If you bet $4 to win on Horse A and he wins 50 percent of the time, you collect $3.80 for every $4 you bet. If you bet the A-B and A-C exactas, you win only 44 percent of the time but when you do, you collect $10.60.

This translates, over 100 plays, to a $20 loss on the win bet and a $66 profit on the exacta, a 5 percent loss as opposed to a 16.5 percent profit. What made the difference? Only your unspectacular assessment that the longest shot in the field had a 12 percent rather than 32 percent chance of finishing second.

An important side note: This example made an assumption, for simplicity’s sake, that horseplayers should not routinely make about exactas. We took it as a given here that horses B, C, and D had the same comparative chance to finish second to Horse A as they did to win the race. There is a fruitful line of thought that this is often not the case, for reasons of pace or consistency. An erratic front-runner who can win when he breaks well and sets a moderate pace may have a 20 percent chance of winning but a much smaller chance of ever finishing second, since he stops badly when challenged early. Conversely, a chronic early lagger may clunk up for second far more often than he ever wins.

These kinds of horses present additional opportunities because they are rarely bet proportionately to these different likelihoods in the exacta and trifecta pools. So many players insist on wasting their money with lazy betting techniques such as wheels and boxes that they overuse these horses in the wrong positions. A horse who is only 5 percent to win a race but perhaps 15 percent to run second is a terrible win bet at 10-1 but a great horse to use underneath in exactas if he is being bet there at the same rate.
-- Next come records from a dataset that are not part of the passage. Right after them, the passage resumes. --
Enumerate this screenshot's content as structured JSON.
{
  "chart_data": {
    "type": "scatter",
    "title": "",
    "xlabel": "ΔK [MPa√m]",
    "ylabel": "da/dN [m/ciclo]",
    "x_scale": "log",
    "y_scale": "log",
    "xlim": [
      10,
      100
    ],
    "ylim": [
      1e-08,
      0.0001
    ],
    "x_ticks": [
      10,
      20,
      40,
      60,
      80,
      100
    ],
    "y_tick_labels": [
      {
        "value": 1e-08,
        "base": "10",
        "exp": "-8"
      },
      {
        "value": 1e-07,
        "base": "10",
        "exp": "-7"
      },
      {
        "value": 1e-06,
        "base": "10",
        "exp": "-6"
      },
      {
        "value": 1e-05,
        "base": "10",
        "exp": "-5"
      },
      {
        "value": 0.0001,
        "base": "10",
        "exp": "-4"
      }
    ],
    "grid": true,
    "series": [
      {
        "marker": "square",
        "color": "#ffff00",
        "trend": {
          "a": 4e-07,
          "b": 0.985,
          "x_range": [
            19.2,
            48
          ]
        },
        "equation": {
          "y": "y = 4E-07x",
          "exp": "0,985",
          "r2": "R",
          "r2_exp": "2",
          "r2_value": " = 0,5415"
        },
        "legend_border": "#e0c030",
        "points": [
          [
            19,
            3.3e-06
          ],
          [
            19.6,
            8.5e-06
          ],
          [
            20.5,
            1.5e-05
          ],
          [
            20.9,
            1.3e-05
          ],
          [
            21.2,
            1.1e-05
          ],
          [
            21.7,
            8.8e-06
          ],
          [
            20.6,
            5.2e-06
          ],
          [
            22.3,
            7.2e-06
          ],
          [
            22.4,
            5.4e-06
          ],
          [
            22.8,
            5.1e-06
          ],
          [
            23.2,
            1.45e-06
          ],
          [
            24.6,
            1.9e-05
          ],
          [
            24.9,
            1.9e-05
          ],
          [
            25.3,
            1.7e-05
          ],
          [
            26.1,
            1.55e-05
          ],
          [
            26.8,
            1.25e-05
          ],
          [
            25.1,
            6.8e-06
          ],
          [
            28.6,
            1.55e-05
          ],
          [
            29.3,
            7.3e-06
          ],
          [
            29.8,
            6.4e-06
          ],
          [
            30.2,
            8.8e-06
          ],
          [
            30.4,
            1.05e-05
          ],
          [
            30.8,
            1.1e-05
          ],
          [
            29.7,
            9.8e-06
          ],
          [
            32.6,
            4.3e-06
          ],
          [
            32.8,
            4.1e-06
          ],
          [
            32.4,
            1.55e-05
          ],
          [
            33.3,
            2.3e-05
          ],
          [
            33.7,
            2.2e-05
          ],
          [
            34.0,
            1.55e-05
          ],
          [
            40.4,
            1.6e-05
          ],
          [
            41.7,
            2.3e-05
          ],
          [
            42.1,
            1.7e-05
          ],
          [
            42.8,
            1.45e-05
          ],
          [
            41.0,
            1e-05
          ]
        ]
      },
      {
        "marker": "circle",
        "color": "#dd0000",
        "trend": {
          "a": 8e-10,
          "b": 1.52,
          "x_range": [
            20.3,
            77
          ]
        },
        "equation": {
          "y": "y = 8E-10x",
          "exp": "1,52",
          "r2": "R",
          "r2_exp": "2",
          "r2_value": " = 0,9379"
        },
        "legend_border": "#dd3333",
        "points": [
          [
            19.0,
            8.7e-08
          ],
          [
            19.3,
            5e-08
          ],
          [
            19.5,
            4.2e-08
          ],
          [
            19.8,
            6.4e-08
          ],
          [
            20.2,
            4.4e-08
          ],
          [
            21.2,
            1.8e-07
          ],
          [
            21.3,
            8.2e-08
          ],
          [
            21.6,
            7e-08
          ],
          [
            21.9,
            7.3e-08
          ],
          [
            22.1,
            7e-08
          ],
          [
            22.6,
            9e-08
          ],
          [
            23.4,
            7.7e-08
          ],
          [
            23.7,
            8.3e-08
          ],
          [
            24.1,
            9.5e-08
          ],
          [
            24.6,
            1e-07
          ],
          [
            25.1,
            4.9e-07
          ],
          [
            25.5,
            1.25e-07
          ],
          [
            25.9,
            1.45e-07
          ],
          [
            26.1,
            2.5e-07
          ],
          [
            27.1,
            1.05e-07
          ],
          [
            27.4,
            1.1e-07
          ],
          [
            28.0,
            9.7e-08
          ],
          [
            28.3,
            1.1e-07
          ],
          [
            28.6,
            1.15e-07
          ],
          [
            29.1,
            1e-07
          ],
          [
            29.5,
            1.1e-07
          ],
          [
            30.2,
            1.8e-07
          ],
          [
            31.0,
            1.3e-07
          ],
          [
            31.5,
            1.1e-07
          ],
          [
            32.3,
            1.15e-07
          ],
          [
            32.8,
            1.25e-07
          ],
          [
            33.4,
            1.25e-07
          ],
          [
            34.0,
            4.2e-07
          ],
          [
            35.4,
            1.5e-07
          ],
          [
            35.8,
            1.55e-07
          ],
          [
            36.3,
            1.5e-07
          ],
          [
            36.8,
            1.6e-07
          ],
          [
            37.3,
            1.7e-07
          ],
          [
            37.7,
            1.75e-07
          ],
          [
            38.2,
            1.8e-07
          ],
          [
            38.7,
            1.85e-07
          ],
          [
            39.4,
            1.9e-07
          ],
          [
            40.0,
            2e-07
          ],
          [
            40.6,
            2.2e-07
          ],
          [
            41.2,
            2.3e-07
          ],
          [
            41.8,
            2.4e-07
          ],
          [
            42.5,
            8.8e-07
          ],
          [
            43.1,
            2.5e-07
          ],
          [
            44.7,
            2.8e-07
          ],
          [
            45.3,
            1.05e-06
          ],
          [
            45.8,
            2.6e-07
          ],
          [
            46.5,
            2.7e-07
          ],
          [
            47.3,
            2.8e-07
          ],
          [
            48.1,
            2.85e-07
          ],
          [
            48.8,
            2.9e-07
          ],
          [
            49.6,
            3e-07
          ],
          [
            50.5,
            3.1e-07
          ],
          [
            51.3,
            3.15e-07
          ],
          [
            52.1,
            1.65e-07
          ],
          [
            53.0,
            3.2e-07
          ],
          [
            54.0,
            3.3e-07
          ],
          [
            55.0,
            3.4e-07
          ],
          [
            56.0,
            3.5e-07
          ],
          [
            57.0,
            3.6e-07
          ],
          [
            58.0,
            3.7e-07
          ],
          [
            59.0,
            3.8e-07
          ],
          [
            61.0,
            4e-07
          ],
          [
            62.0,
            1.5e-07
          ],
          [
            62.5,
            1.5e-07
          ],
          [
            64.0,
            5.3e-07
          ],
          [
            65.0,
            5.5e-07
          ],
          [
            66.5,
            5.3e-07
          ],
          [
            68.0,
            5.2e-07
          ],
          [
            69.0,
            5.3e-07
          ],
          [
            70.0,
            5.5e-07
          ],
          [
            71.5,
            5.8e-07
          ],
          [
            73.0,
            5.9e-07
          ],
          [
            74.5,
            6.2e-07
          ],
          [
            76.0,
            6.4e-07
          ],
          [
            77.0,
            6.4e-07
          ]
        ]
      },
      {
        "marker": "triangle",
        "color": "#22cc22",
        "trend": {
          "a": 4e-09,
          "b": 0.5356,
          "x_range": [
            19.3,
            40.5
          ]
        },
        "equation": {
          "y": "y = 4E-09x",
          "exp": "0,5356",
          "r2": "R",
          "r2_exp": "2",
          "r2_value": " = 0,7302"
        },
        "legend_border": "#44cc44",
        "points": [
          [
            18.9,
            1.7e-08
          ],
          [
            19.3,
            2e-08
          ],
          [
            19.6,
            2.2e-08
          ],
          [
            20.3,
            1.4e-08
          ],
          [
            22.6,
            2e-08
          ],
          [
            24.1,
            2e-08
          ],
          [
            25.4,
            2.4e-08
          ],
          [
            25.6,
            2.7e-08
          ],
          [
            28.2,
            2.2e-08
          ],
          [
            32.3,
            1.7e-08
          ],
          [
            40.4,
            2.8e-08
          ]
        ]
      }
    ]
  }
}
Several of the examples in this chapter were chosen or constructed for their relative simplicity in illustrating a concept rather than for their real-world popularity. There are not many recreational horseplayers who find it sufficiently challenging or rewarding to turn $4 into $10.60 44 percent of the time. (Perhaps more of them should, if only to finance their sexier parimutuel undertakings.)

The same principles of value betting, however, apply regardless of the complexity or size of mutuels you are chasing. To summarize:

  1. Recognize the difference between picking horses and making wagers in which you have an edge. The only path to consistent profit is to exploit the discrepancy between the true likelihood of an outcome and the odds being offered.
  2. You are playing against only the other bettors at the track, not against the game or the house. Although they do a pretty good job on the whole, your opponents make more than enough mistakes for you to win.
  3. Multiple bets can make apparently valueless races highly playable, and can multiply the existing value in a race because of the opportunity to capitalize on more than one discrepancy on the board.

If all of this seems too calculating and joyless, by all means feel free to forget about it and enjoy yourself at the races betting horses you fancy regardless of their price. You’ll have plenty of company, and the rest of us could use your money.